View Full Version : Need help with XPath

04-21-2010, 08:28 PM

I don't knpw if this is possible or not, so I hope you can help me.

Right now I am working on an ebook in html.

The chapter starts with roman numbers and the chapter name. The roman number is in h3, the chapter name in h4.

So it looks like


A new Beginning.

Now, I want to convert it to epub with Calibre. Under chapter recognition, I used //*[re:match(name(), 'h4')] . In the chapter list, I see it as "A new Beginning". Basically, that is exactly what I wanted - in the past.

But now I thought to myself: It would be better, if the roman number would be included.
In the chapter list, it should look like III - A new Beginning
Is that possible ? I thought, something like //*[re:match(name(),'h3' - 'h4')] should work, but so far, the preview in Calibre doesn't show roman numbers.

Can anyone tell me, how the correct expression should be ?

Thanks in advance

04-22-2010, 01:31 AM
You could try the following: in the HTML files instead of

<h4>A new beginning</h4>

you use

<h4 title="III. A new beginning">A new beginning</h4>

and see if it works.
I didn't try it in Calibre but in Sigil this is the way how to do it.

04-22-2010, 05:35 AM
I tried it, but either Calibre doesn't accept it (what I doubt) or my xpath is still wrong.

What Xpath expression do you use in Sigil?

04-22-2010, 05:36 AM
You can't use XPath to insert content.

04-22-2010, 05:37 AM
O.k. thanks Kovid.

And thanks Paulpeer

04-22-2010, 06:06 AM
What Xpath expression do you use in Sigil?

You don't need Xpath in Sigil. All h-headers (h1, h2 etc) automatically come into the table of contents, unless you explecitely tell Sigil not to do so.

04-22-2010, 11:16 AM
I tried it, but either Calibre doesn't accept it (what I doubt) or my xpath is still wrong.

What I do is put both in a single h2 statement and separate them with a <br /> tag.
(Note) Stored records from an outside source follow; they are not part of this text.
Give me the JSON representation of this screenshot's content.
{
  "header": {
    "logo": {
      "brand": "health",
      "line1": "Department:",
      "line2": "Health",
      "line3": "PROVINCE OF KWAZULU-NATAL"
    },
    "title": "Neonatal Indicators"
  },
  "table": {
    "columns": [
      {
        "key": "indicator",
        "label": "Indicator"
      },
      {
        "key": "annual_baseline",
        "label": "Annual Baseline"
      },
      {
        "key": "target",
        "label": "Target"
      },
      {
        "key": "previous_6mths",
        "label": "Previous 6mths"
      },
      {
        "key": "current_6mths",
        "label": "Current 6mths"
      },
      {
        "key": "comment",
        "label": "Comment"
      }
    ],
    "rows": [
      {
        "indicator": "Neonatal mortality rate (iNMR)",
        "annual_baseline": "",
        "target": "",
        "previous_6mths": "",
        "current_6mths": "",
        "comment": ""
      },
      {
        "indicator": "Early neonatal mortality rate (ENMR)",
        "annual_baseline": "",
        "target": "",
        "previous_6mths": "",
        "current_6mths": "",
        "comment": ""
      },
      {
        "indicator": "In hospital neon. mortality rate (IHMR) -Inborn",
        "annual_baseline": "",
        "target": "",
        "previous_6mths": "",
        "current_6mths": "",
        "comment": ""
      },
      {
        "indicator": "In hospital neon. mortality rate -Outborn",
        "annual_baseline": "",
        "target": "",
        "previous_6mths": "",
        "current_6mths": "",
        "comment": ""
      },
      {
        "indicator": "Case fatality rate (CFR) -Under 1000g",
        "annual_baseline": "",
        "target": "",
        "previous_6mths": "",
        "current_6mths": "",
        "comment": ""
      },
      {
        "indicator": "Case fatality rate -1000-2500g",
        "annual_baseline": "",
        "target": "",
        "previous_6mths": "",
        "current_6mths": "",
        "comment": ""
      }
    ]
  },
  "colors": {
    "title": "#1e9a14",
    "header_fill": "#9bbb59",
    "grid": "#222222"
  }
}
They end up on one line in the toc and two lines in the text.

Something like <h2>III<br />Chapter</h2>


04-23-2010, 12:59 PM
There's another way that might work with calibre. Define a selector that hides the text:

.hidethis {
visibility: hidden
Construct your heading as you'd like it to appear in the ToC, then hide the part you don't want to see in the flow of text.


<h3>III<span class="hidethis"> - A New Beginning</span></h3>
<h4>A New Beginning</h4>

Then use the h3 tag as the source of your ToC name.
This would work if calibre simply strips out the css from text that's used for ToC names. I think it's worth a try.

04-24-2010, 03:35 AM
Thank you Charleski

It works - but it gave me a new problem.

I tried it like you said, and the TOC really looks great, exactly like I wanted it to ...

... but in the flow text, the roman number is not centered anymore. Of course, that is just logic, because the hidden part is also inside the h3 tag.

So I tried to center just the roman number with a div tag, and this works, too. Now I am happy

04-24-2010, 03:20 PM
Instead of

.hidethis {
visibility: hidden


.hidethis {
display: none;

04-25-2010, 04:16 AM
thanks frabjous, this seems to work even better.

The roman number is still centered, and in the TOC, everything shows up.

This is much easier then what I had planned. I wanted to center the roman numbers with div tags (since span tags don't center) but div tags within heading tags is not xhtml valid. I thought about getting rid of the heading tags at all and just use div tags, but with your way, it is much easiert.

04-25-2010, 04:41 AM
When <div> tags are not allowed, you can use <span> with "display: block" ;)

04-25-2010, 05:20 AM
When <div> tags are not allowed, you can use <span> with "display: block" ;)

Yeah, I also found that out through google, but luckily, I don't need the div tags right now due to the display: none code.

But thanks for pointing it out Jellby.

02-20-2015, 06:04 AM
I write poems also Kovid. I have a e-book of one hundred and two of them called Picturesque many sites Scribd being one of them in the form of a PDF. In other formats the book is completely in jpeg pages of any other file format whether it is epub or mobi ect... My problem is to get it in the major book stores I need a working Table of Contents. When I try to put in the XPath Expression for Calibre to find the images and alt= "Name" in text the pages in the Table of Contents I cannot do a simple line of code which will work. Also after I get the pages into the Table of Contents I would like the name of the of the pages to become links. Can anyone that knows XPath code better than I do help?